这种全对一的通信模式被称为 gather .在MPI中,已经有一个功能可以执行此功能:MPI_Gather.

This all-to-one communication pattern is known as gather. In MPI there is a function which already performs this functionality: MPI_Gather.

最后,您打算执行的操作被称为 reduction :采用给定数量的数值并通过连续执行单个操作(在您的情况下为总和)来生成单个输出值.在MPI中,有一个函数也可以做到这一点:MPI_Reduce.
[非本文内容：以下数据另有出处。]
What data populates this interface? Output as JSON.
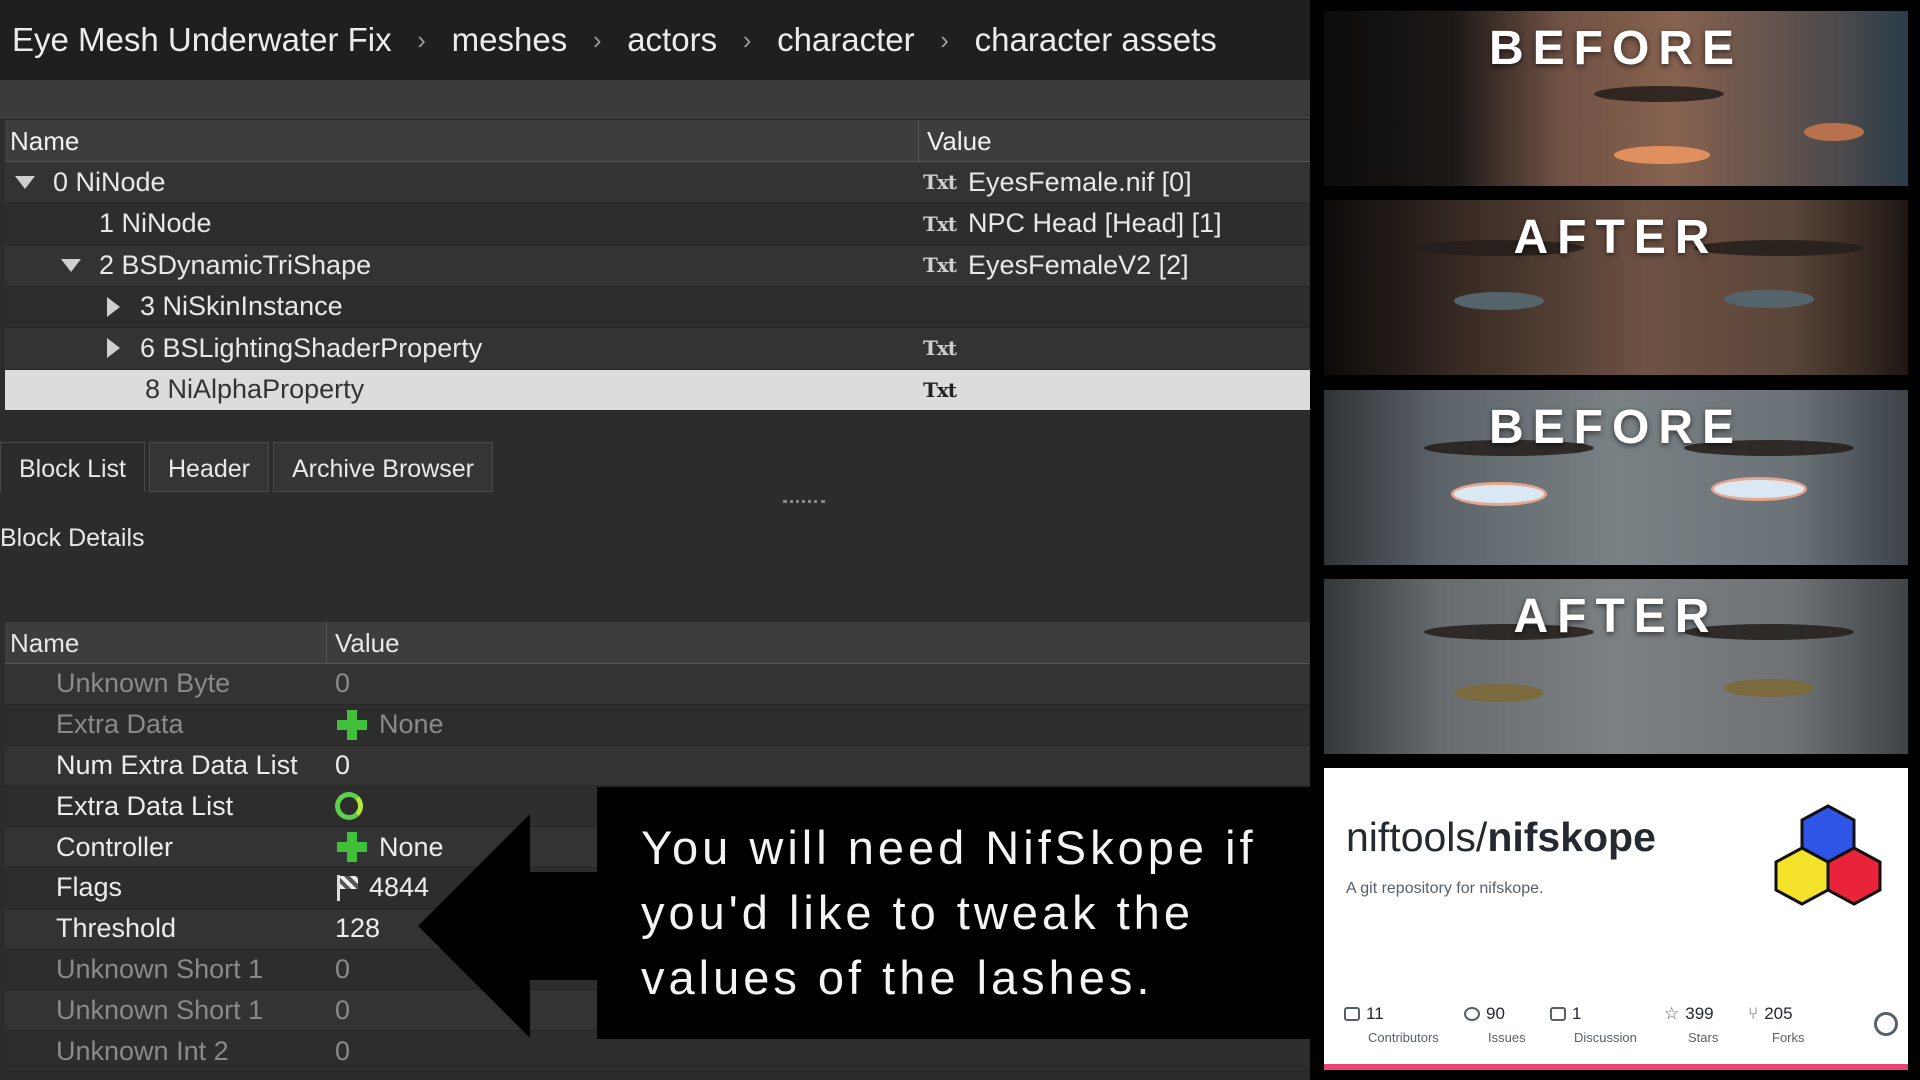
{
  "breadcrumb": [
    "Eye Mesh Underwater Fix",
    "meshes",
    "actors",
    "character",
    "character assets"
  ],
  "block_tree": {
    "columns": [
      "Name",
      "Value"
    ],
    "rows": [
      {
        "name": "0 NiNode",
        "value": "EyesFemale.nif [0]",
        "expander": "open",
        "indent": 0,
        "badge": "Txt"
      },
      {
        "name": "1 NiNode",
        "value": "NPC Head [Head] [1]",
        "expander": "none",
        "indent": 1,
        "badge": "Txt"
      },
      {
        "name": "2 BSDynamicTriShape",
        "value": "EyesFemaleV2 [2]",
        "expander": "open",
        "indent": 1,
        "badge": "Txt"
      },
      {
        "name": "3 NiSkinInstance",
        "value": "",
        "expander": "closed",
        "indent": 2,
        "badge": ""
      },
      {
        "name": "6 BSLightingShaderProperty",
        "value": "",
        "expander": "closed",
        "indent": 2,
        "badge": "Txt"
      },
      {
        "name": "8 NiAlphaProperty",
        "value": "",
        "expander": "none",
        "indent": 2,
        "badge": "Txt",
        "selected": true
      }
    ]
  },
  "tabs": [
    "Block List",
    "Header",
    "Archive Browser"
  ],
  "block_details_label": "Block Details",
  "details": {
    "columns": [
      "Name",
      "Value"
    ],
    "rows": [
      {
        "name": "Unknown Byte",
        "value": "0",
        "icon": "",
        "dim": true
      },
      {
        "name": "Extra Data",
        "value": "None",
        "icon": "plus-icon",
        "dim": true
      },
      {
        "name": "Num Extra Data List",
        "value": "0",
        "icon": "",
        "dim": false
      },
      {
        "name": "Extra Data List",
        "value": "",
        "icon": "refresh-icon",
        "dim": false
      },
      {
        "name": "Controller",
        "value": "None",
        "icon": "plus-icon",
        "dim": false
      },
      {
        "name": "Flags",
        "value": "4844",
        "icon": "flag-icon",
        "dim": false
      },
      {
        "name": "Threshold",
        "value": "128",
        "icon": "",
        "dim": false
      },
      {
        "name": "Unknown Short 1",
        "value": "0",
        "icon": "",
        "dim": true
      },
      {
        "name": "Unknown Short 1",
        "value": "0",
        "icon": "",
        "dim": true
      },
      {
        "name": "Unknown Int 2",
        "value": "0",
        "icon": "",
        "dim": true
      }
    ]
  },
  "callout": "You will need NifSkope if you'd like to tweak the values of the lashes.",
  "comparison_labels": [
    "BEFORE",
    "AFTER",
    "BEFORE",
    "AFTER"
  ],
  "github": {
    "owner": "niftools/",
    "repo": "nifskope",
    "description": "A git repository for nifskope.",
    "stats": [
      {
        "count": "11",
        "label": "Contributors",
        "icon": "people-icon"
      },
      {
        "count": "90",
        "label": "Issues",
        "icon": "issue-icon"
      },
      {
        "count": "1",
        "label": "Discussion",
        "icon": "discussion-icon"
      },
      {
        "count": "399",
        "label": "Stars",
        "icon": "star-icon"
      },
      {
        "count": "205",
        "label": "Forks",
        "icon": "fork-icon"
      }
    ]
  },
  "colors": {
    "selected_row": "#dcdcdc",
    "github_accent": "#e8457b",
    "green_icon": "#3fbf3a"
  }
}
Finally, what you intent to perform is known as reduction: take a given amount of numeric values and generate a single output value by continuously performing a single operation (a sum, in your case). In MPI there is a function which does that, too: MPI_Reduce.

我强烈建议您进行一些基本的指导性练习,然后尝试制作自己的作品. MPI在一开始很难理解.建立良好的基础对于您日后能够增加复杂性至关重要. 教程上的手也是入门MPI的好方法.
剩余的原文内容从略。